Sobre Realismo capitalista, de Mark Fisher 

"¿No seremos literalmente adictos a la broma infinita del capital, ese chiste gastado y estúpido que nos calca a fuerza de engrapadora una sonrisa histérica, nerviosa, para mantenernos a raya, funcionales, civilizados y tranquilos?", se pregunta Matías Moscardi al leer uno de los últimos libros que nos dejó Mark Fisher antes de suicidarse, editado por Caja Negra, que próximamente sacará Los fantasmas de mi vida.

Por Matías Moscardi.

 

La mejor definición del capitalismo podría ser la que aparece abreviada en el título de la monumental novela de David Foster Wallace: La broma infinita. Se sabe: la repetición de un chiste conduce a su devaluación.
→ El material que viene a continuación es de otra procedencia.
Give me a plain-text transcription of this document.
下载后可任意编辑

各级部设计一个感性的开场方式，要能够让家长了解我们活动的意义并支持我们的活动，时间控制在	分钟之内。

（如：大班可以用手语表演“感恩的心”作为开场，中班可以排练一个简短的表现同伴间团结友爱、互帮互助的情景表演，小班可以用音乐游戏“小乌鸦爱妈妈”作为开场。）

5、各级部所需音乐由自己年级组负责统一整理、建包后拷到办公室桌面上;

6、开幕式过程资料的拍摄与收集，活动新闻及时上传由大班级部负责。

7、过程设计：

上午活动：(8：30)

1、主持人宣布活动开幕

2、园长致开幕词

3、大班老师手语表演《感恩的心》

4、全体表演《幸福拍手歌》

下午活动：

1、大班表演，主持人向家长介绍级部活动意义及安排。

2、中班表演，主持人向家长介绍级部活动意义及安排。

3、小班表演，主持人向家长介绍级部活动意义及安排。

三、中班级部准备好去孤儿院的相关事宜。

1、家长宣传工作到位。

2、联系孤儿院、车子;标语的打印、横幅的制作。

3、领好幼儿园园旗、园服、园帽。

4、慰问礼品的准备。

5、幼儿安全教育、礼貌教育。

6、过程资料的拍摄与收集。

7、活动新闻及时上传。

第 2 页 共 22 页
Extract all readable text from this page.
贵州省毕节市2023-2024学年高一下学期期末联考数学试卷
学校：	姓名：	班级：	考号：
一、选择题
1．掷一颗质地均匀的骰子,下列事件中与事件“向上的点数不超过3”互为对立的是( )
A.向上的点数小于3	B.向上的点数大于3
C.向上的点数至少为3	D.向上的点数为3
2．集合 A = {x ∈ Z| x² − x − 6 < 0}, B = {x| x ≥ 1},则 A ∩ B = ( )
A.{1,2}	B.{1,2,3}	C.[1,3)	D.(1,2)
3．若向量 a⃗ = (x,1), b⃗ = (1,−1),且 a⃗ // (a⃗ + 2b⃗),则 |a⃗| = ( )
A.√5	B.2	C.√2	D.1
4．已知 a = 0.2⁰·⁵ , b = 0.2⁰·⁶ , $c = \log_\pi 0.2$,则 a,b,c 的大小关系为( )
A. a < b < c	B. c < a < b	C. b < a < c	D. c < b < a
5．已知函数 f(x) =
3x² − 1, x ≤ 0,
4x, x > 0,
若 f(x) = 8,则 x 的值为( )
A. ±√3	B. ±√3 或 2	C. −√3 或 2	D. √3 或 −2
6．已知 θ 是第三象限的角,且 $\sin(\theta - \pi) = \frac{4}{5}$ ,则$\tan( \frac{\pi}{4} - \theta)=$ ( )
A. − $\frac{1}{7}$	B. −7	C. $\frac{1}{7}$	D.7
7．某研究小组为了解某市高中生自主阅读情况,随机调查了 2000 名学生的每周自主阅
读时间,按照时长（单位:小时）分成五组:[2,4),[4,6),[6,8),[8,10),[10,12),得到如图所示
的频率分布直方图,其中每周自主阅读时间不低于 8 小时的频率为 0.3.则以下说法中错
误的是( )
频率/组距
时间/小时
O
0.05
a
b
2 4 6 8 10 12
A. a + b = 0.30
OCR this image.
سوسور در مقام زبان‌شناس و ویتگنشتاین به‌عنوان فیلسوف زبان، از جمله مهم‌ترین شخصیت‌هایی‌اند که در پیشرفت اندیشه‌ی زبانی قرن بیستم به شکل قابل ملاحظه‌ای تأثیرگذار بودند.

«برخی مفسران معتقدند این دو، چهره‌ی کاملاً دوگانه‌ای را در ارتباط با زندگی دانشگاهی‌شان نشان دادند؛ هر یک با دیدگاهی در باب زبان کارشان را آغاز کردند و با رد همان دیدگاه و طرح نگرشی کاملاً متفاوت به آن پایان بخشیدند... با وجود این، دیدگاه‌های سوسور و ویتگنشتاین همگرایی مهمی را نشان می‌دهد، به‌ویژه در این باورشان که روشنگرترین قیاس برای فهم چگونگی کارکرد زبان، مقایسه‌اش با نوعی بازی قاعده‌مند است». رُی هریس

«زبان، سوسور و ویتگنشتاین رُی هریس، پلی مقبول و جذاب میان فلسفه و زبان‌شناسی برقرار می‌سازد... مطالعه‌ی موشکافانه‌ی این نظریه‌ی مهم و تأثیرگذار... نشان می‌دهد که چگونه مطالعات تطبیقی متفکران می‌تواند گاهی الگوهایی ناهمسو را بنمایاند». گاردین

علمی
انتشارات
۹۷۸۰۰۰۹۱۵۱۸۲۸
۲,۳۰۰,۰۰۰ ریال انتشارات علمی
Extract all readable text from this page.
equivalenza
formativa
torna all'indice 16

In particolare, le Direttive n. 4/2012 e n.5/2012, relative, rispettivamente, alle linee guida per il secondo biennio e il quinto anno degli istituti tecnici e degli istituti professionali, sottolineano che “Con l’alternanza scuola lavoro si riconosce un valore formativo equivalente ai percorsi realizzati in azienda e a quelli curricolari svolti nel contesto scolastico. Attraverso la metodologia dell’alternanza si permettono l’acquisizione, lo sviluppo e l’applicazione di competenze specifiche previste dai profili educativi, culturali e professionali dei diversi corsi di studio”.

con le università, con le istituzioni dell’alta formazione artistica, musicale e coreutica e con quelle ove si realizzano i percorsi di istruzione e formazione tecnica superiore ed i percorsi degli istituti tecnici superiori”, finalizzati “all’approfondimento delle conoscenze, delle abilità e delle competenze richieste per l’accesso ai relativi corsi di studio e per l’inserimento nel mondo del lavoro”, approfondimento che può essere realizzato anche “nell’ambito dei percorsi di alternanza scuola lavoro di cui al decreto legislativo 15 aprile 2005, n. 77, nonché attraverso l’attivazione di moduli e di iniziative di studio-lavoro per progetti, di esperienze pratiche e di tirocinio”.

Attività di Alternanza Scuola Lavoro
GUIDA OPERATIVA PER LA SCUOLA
Entonces: ¿cómo podría una broma ser efectivamente infinita sin el interdicto de una adicción perversa que garantice como imperativo el efecto de la risa, el eco eterno de una carcajada grotesca? En otras palabras: ¿no seremos literalmente adictos a la broma infinita del capital, ese chiste gastado y estúpido que nos calca a fuerza de engrapadora una sonrisa histérica, nerviosa, para mantenernos a raya, funcionales, civilizados y tranquilos? De esto nos habla un libro de esos que subrayamos por completo y leemos de un tirón: Realismo capitalista, de Mark Fisher (Caja negra, 2016), quien ingresó recientemente, junto a David Foster Wallace, en el club de los suicidas.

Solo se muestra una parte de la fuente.